Can we prove that: N(a)>phi(a)/2+w(a)-pi(a) for all even numbers greater
than 10? N(a) gives the number of unordered partitions of type: (x,y) where x,y odd composites coprimes of a: x+y=a, phi(a) is the Euler's totient function, w(a) gives the number of distinct prime divisors of a and pi(a) gives the number of primes less than equal than even a.

thank you

4. ## Clever rabbit...

I don't imagine you'll find an easy proof of that. If you do, you will have proved Goldbach! Here are some numbers >10 that will help you with your line of reasoning: 58 82 86 92 94 106 116. About 40% of numbers<4000 are "candidate" GBC counterexamples, those for whom the RHS of your equation is nonnegative.

5. maybe the answer will not be easy but its important that we know what we should prove in order to prove the conjecture..right?I dont think its impossible to find a good lower bound for those partitions I mentioned before .I think the bast way is to treat these partitions as special diophantine equations and find lower bound for the number of solutions under specific conditions .I dont know another approach at the moment .What do you think?

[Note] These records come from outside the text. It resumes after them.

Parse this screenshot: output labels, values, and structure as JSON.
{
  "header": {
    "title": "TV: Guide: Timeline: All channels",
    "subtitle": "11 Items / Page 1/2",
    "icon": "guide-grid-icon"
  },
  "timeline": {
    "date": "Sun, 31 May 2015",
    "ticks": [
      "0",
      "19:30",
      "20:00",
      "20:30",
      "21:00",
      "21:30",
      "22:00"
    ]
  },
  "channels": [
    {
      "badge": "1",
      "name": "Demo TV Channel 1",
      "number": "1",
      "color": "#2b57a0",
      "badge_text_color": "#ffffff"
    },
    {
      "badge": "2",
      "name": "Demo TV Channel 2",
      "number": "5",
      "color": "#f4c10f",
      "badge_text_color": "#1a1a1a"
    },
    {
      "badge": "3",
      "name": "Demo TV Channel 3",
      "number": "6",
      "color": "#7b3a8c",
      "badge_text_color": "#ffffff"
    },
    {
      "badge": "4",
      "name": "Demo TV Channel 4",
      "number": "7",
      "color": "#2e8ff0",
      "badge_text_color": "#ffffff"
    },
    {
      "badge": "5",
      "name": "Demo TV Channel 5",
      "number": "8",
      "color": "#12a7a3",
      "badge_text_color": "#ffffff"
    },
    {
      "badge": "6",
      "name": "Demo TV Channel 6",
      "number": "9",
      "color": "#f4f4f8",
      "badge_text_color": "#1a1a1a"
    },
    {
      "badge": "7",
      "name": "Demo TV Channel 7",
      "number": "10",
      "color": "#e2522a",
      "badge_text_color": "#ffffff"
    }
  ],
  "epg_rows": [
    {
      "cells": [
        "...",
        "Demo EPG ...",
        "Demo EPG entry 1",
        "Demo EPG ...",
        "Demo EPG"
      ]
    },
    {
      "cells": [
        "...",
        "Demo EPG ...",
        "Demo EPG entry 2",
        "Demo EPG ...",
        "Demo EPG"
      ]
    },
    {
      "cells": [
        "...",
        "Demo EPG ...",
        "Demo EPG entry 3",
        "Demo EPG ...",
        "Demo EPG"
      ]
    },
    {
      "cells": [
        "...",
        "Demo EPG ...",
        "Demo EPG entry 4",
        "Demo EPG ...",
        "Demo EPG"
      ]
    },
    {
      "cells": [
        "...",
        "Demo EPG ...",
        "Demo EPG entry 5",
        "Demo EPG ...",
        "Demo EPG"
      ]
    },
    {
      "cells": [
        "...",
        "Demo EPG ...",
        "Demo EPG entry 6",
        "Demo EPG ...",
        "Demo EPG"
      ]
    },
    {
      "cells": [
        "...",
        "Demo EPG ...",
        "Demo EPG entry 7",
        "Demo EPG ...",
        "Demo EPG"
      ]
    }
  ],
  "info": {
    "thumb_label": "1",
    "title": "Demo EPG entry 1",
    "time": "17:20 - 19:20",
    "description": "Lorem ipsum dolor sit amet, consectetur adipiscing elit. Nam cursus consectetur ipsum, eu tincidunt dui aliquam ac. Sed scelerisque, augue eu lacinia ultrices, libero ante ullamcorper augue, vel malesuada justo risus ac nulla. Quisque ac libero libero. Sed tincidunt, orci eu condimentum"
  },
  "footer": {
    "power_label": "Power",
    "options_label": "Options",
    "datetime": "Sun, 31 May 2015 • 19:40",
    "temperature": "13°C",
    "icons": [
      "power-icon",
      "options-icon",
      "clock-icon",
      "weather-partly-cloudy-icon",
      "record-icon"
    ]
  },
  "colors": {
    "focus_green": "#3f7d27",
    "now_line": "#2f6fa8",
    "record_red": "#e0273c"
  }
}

6. Originally Posted by lakiz
Can we prove that: N(a)>=phi(a)/2+w(a)-pi(a) for all integers greater than 2
This is true.

To prove it, first consider $a=x+y$ without caring about the restriction of them ( $x,y$) being composite. In this case we have $\phi(a)$ such possible ordered pairs.

Now, there are $\pi( a)-\omega(a)$ primes smaller or equal to $a$ that are coprime to $a$, hence we cannot have more than $2\cdot(\pi(a)-\omega(a))$ ordered pairs (1) in which at least one is a prime. Thus the number of ordered partitions is greater or equal to: $\phi(a)-2(\pi(a)-\omega(a))$

But note that the number of ordered partitions must be twice (*) the number of non-ordered partitions thus: $N(a)\geq{\frac{\phi(a)}{2}-\pi(a)+\omega(a)}$

(*) If $x=y$ then $2x=a$ and so $x|a$ and is not coprime to $a$ unless $x=1$ and so $a=2$

If you pay attention to the proof above, you will realise that the difference between the LHS and the RHS is the cardinal of $
\left\{ {\left( {p,q} \right) \in P^2 /p + q = a \wedge p > q} \right\}
$
where $
P
$
is the set of prime numbers, since when we considered (1) we considered that if we have a prime $p$ coprime to $a$ and smaller than it, $a-p$ may not be prime, but if it were, we'd be counting the ordered pairs twice.

So, if you can prove that the inequality is strict for all even numbers greater than>10 you will have proved Goldbach's Conjecture.

7. can you prove that the equality from above holds only for some small evens and for any a even greater than 10 that the inequality holds always? is it possible to prove that while the a increases the difference between the left hand side and the RHS increases too?The equality holds only for some evens up to 10 .It must not be dificult to prove the inequality since this is something true and becomes more true for greater a's.
What do you think?

8. I think you are right!If I prove this then it will be easy to prove the conjecture...But I dont think that is impossible to find one way to prove it .The Goldbach's conjecture can be solved by investigating and expanding that relationship.